Steve Ellison remarks:

I got a newsletter yesterday from a real estate agent in Reno, Nevada saying that 50% of recent sales in the area have been either short sales or foreclosures.

Mitchell Jones writes:

When you say "maybe not cars anymore, at least not U.S. built ones," your premise seems to be that the present difficulties of the U.S. auto industry provide us with information about underlying economic realities—to wit: they indicate that other countries are somehow intrinsically better suited for auto manufacturing than the U.S. (Even if that is not exactly what you had in mind, it is a premise which is often encountered nowadays. So bear with me).
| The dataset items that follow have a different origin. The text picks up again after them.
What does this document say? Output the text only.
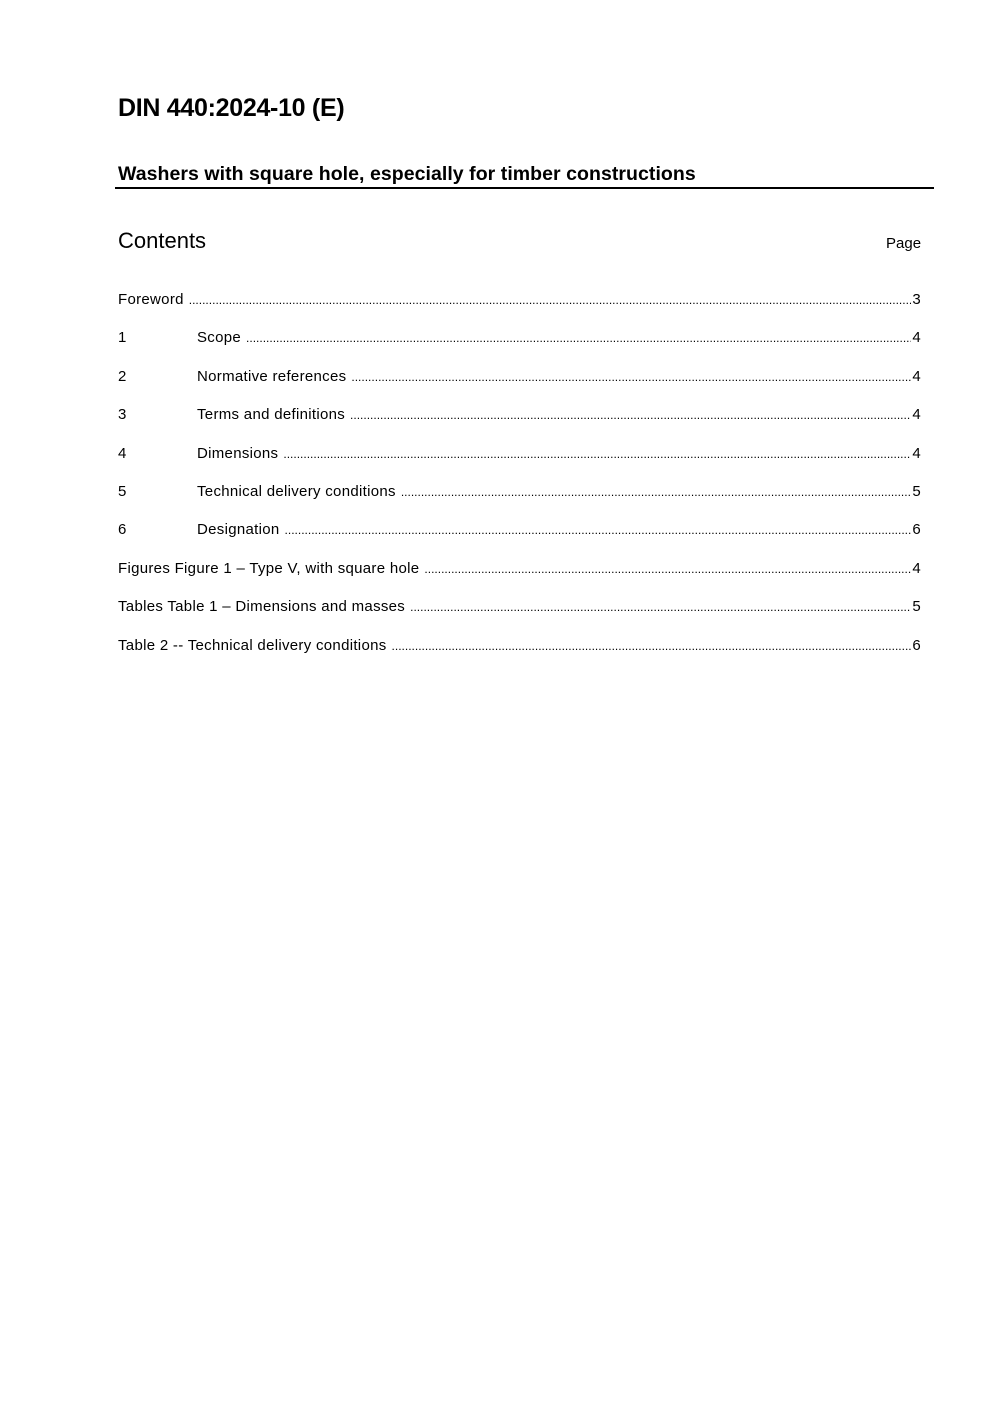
DIN 440:2024-10 (E)
Washers with square hole, especially for timber constructions
Contents	Page
Foreword .....	3
1	Scope .....	4
2	Normative references .....	4
3	Terms and definitions .....	4
4	Dimensions .....	4
5	Technical delivery conditions .....	5
6	Designation .....	6
Figures Figure 1 – Type V, with square hole .....	4
Tables Table 1 – Dimensions and masses .....	5
Table 2 -- Technical delivery conditions .....	6
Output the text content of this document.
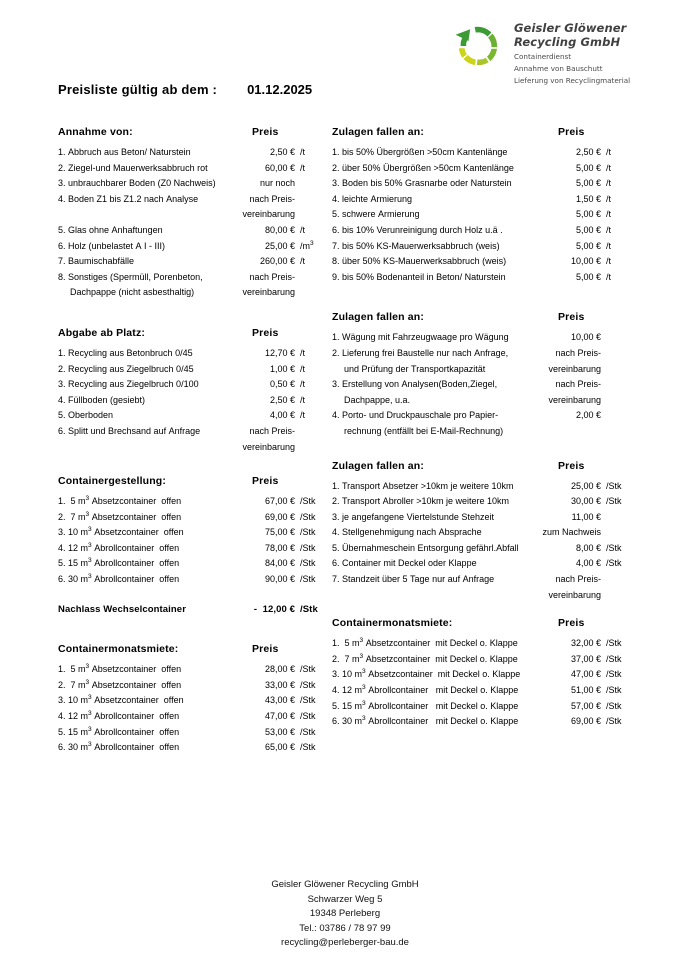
Geisler Glöwener
Recycling GmbH
Containerdienst
Annahme von Bauschutt
Lieferung von Recyclingmaterial
Preisliste gültig ab dem : 01.12.2025
Annahme von:	Preis
1. Abbruch aus Beton/ Naturstein	2,50 € /t
2. Ziegel-und Mauerwerksabbruch rot	60,00 € /t
3. unbrauchbarer Boden (Z0 Nachweis)	nur noch
4. Boden Z1 bis Z1.2 nach Analyse	nach Preis-
vereinbarung
5. Glas ohne Anhaftungen	80,00 € /t
6. Holz (unbelastet A I - III)	25,00 € $/m^3$
7. Baumischabfälle	260,00 € /t
8. Sonstiges (Spermüll, Porenbeton,	nach Preis-
Dachpappe (nicht asbesthaltig)	vereinbarung
Abgabe ab Platz:	Preis
1. Recycling aus Betonbruch 0/45	12,70 € /t
2. Recycling aus Ziegelbruch 0/45	1,00 € /t
3. Recycling aus Ziegelbruch 0/100	0,50 € /t
4. Füllboden (gesiebt)	2,50 € /t
5. Oberboden	4,00 € /t
6. Splitt und Brechsand auf Anfrage	nach Preis-
vereinbarung
Containergestellung:	Preis
1.  5 $m^3$ Absetzcontainer  offen	67,00 € /Stk
2.  7 $m^3$ Absetzcontainer  offen	69,00 € /Stk
3. 10 $m^3$ Absetzcontainer  offen	75,00 € /Stk
4. 12 $m^3$ Abrollcontainer  offen	78,00 € /Stk
5. 15 $m^3$ Abrollcontainer  offen	84,00 € /Stk
6. 30 $m^3$ Abrollcontainer  offen	90,00 € /Stk
Nachlass Wechselcontainer	- 12,00 € /Stk
Containermonatsmiete:	Preis
1.  5 $m^3$ Absetzcontainer  offen	28,00 € /Stk
2.  7 $m^3$ Absetzcontainer  offen	33,00 € /Stk
3. 10 $m^3$ Absetzcontainer  offen	43,00 € /Stk
4. 12 $m^3$ Abrollcontainer  offen	47,00 € /Stk
5. 15 $m^3$ Abrollcontainer  offen	53,00 € /Stk
6. 30 $m^3$ Abrollcontainer  offen	65,00 € /Stk
Zulagen fallen an:	Preis
1. bis 50% Übergrößen >50cm Kantenlänge	2,50 € /t
2. über 50% Übergrößen >50cm Kantenlänge	5,00 € /t
3. Boden bis 50% Grasnarbe oder Naturstein	5,00 € /t
4. leichte Armierung	1,50 € /t
5. schwere Armierung	5,00 € /t
6. bis 10% Verunreinigung durch Holz u.ä .	5,00 € /t
7. bis 50% KS-Mauerwerksabbruch (weis)	5,00 € /t
8. über 50% KS-Mauerwerksabbruch (weis)	10,00 € /t
9. bis 50% Bodenanteil in Beton/ Naturstein	5,00 € /t
Zulagen fallen an:	Preis
1. Wägung mit Fahrzeugwaage pro Wägung	10,00 €
2. Lieferung frei Baustelle nur nach Anfrage,	nach Preis-
und Prüfung der Transportkapazität	vereinbarung
3. Erstellung von Analysen(Boden,Ziegel,	nach Preis-
Dachpappe, u.a.	vereinbarung
4. Porto- und Druckpauschale pro Papier-	2,00 €
rechnung (entfällt bei E-Mail-Rechnung)
Zulagen fallen an:	Preis
1. Transport Absetzer >10km je weitere 10km	25,00 € /Stk
2. Transport Abroller >10km je weitere 10km	30,00 € /Stk
3. je angefangene Viertelstunde Stehzeit	11,00 €
4. Stellgenehmigung nach Absprache	zum Nachweis
5. Übernahmeschein Entsorgung gefährl.Abfall	8,00 € /Stk
6. Container mit Deckel oder Klappe	4,00 € /Stk
7. Standzeit über 5 Tage nur auf Anfrage	nach Preis-
vereinbarung
Containermonatsmiete:	Preis
1.  5 $m^3$ Absetzcontainer  mit Deckel o. Klappe	32,00 € /Stk
2.  7 $m^3$ Absetzcontainer  mit Deckel o. Klappe	37,00 € /Stk
3. 10 $m^3$ Absetzcontainer  mit Deckel o. Klappe	47,00 € /Stk
4. 12 $m^3$ Abrollcontainer   mit Deckel o. Klappe	51,00 € /Stk
5. 15 $m^3$ Abrollcontainer   mit Deckel o. Klappe	57,00 € /Stk
6. 30 $m^3$ Abrollcontainer   mit Deckel o. Klappe	69,00 € /Stk
Geisler Glöwener Recycling GmbH
Schwarzer Weg 5
19348 Perleberg
Tel.: 03786 / 78 97 99
recycling@perleberger-bau.de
My view, however, is that in a system of floating exchange rates calculations of comparative advantage tell us nothing about the underlying realities of goods production. In recent years the dollar index has fallen from the 120s down to around 70, then has risen back up to 89 or so (and presently has the potential, based on the ongoing enormous injections of liquidity, of falling close to zero in a hyperinflationary blowoff…). What, in such a context, can we infer about which countries are best suited to manufacture one thing as opposed to another?

The answer, to put it bluntly, is not a darn thing. We need a monetary unit that is firmly linked to reality, via convertibility to a precious metal such as gold or silver, in order for the underlying facts, the absolute advantages one nation intrinsically has over another, to manifest themselves in calculations of comparative advantage and, thus, to bring about a reality-based international allocation of capital. Without convertibility, what we get in the short run is malinvestment on a planetary scale, and in the long run what we get is a global financial conflagration.

That long run, for those who haven't noticed, is here right now.